Colin alzó la vista y sus miradas se encontraron.

Ella estaba tremendamente ruborizada.

Durante bastante rato ninguno de los dos habló.

Él se lamió los labios. Se le había resecado la garganta.

Finalmente, Heather dijo con voz temblorosa.

—No sé. Es posible que no sirva de mucho que me abra un poco la blusa. Lo que quiero decir es que no tengo mucho que enseñar.

—Es perfecto —respondió Colin débilmente—. El toque perfecto.

Apartó la mirada, se dirigió hacia la caja de cartón y sacó el trozo de cuerda.

—Ojalá no tuviera que atarme —se lamentó ella.

—No hay más remedio.

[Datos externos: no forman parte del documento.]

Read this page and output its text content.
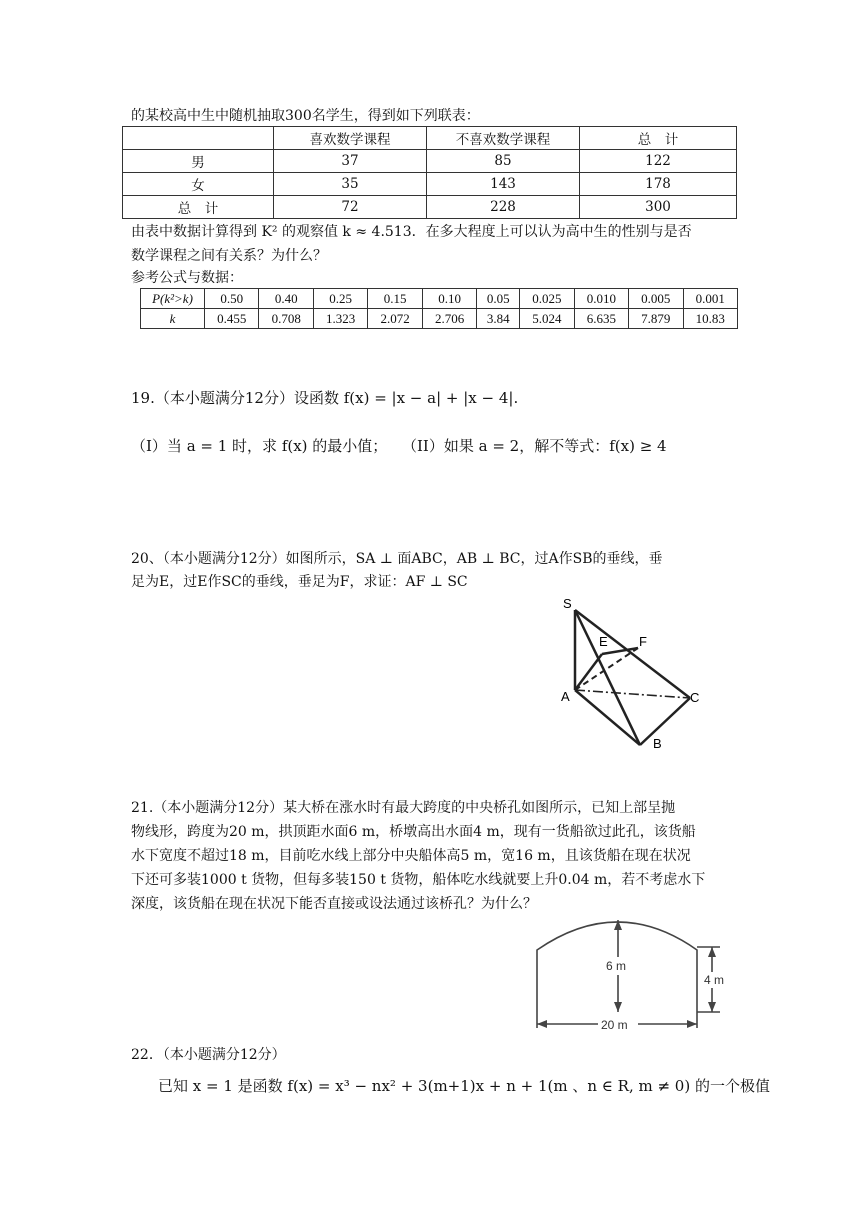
的某校高中生中随机抽取300名学生，得到如下列联表：
	喜欢数学课程	不喜欢数学课程	总　计
男	37	85	122
女	35	143	178
总　计	72	228	300
由表中数据计算得到 K² 的观察值 k ≈ 4.513．在多大程度上可以认为高中生的性别与是否
数学课程之间有关系？为什么？
参考公式与数据：
P(k²>k)	0.50	0.40	0.25	0.15	0.10	0.05	0.025	0.010	0.005	0.001
k	0.455	0.708	1.323	2.072	2.706	3.84	5.024	6.635	7.879	10.83
19.（本小题满分12分）设函数 f(x) = |x − a| + |x − 4|.
（I）当 a = 1 时，求 f(x) 的最小值； （II）如果 a = 2，解不等式：f(x) ≥ 4
20、（本小题满分12分）如图所示，SA ⊥ 面ABC，AB ⊥ BC，过A作SB的垂线，垂
足为E，过E作SC的垂线，垂足为F，求证：AF ⊥ SC
S
E F
A
B
C
21.（本小题满分12分）某大桥在涨水时有最大跨度的中央桥孔如图所示，已知上部呈抛
物线形，跨度为20 m，拱顶距水面6 m，桥墩高出水面4 m，现有一货船欲过此孔，该货船
水下宽度不超过18 m，目前吃水线上部分中央船体高5 m，宽16 m，且该货船在现在状况
下还可多装1000 t 货物，但每多装150 t 货物，船体吃水线就要上升0.04 m，若不考虑水下
深度，该货船在现在状况下能否直接或设法通过该桥孔？为什么？
6 m
4 m
20 m
22．（本小题满分12分）
已知 x = 1 是函数 f(x) = x³ − nx² + 3(m+1)x + n + 1(m 、n ∈ R, m ≠ 0) 的一个极值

De todos modos, no te ataré de verdad. No te ataré fuerte, sólo te enrollaré la cuerda a las muñecas unas cuantas veces, pero no haré ningún nudo. Podrás soltarte las manos en un abrir y cerrar de ojos. Y, donde tenga que hacer nudos, estarán tan flojos que los podrás deshacer con facilidad. Te enseñaré cómo hacerlo. Podrás desatarte en un par de segundos si te ves obligada a ello. Pero no ocurrirá así. No se acercará a ti. No te pondrá las manos encima. No hay ni la más remota posibilidad de que algo salga mal. Tengo la pistola.

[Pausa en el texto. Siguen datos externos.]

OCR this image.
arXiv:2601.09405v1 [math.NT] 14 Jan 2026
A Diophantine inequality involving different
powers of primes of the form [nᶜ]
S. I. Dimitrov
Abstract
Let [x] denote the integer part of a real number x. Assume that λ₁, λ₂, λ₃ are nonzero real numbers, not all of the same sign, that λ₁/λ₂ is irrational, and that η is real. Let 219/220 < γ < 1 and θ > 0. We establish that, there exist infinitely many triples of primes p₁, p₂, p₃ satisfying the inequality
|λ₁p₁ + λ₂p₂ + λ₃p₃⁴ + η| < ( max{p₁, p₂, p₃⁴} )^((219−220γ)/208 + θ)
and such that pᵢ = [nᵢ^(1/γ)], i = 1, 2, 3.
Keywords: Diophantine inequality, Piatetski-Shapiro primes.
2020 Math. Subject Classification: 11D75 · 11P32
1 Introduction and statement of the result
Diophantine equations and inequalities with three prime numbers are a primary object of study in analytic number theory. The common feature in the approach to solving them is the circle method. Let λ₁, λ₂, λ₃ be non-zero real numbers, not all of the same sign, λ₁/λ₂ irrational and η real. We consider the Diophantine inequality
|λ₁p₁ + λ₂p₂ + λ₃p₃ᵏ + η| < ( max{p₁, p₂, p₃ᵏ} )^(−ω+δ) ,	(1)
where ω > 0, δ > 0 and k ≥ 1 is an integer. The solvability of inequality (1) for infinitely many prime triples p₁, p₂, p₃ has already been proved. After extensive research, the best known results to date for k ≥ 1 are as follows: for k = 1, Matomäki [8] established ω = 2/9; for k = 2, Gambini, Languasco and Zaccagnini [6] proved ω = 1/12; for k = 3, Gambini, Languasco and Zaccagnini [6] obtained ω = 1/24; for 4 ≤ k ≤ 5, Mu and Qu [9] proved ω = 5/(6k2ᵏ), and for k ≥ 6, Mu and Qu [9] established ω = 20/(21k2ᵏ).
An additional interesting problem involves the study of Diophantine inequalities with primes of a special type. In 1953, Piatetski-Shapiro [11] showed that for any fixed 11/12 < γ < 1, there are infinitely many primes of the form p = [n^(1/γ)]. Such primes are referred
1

Heather se sentó en el suelo y apoyó la espalda contra la pared.

—Acabemos con esto de una vez.

Cuando hubo terminado de atarla, fuera ya era de noche y no había ni siguiera hebras de luz en los bordes gastados de los postigos viejos y astillados.

—Es el momento de llamar por teléfono —anunció Colin.

—No me va a hacer ni pizca de gracia quedarme sola en este sitio.

—Solamente serán unos minutos.

—¿Me puedes dejar las dos linternas?

El temor de ella lo conmovió; Colin sabía muy bien lo que debía de sentir. Sin embargo, le dijo:

—No puedo. Necesitaré una para entrar y salir de la casa y no partirme la cabeza en la oscuridad.

—Ojalá hubieras traído tres.

—Con una tendrás suficiente luz —la consoló, sabiendo que se sentiría muy poco cómoda en aquel lugar pavoroso.

—Date prisa en volver.

—Lo haré.

Colin se levantó y se alejó de ella. En el umbral de la puerta se volvió y la miró otra vez. La muchacha parecía tan vulnerable que él casi no podía soportarlo. Sabía que lo que tenía que hacer era regresar, desatarla y enviarla a su casa. Pero había que atrapar a Roy y grabar la verdad en el magnetófono, y ésa era la manera más fácil de conseguirlo.

Salió de la habitación y bajó al primer piso por las escaleras; luego, salió de la mansión por la puerta principal.

El plan iba a funcionar.

Tenía que funcionar.

Si algo salía mal, su cabeza sangrante y la de Heather podrían acabar en la repisa de la chimenea de la casa Kingman.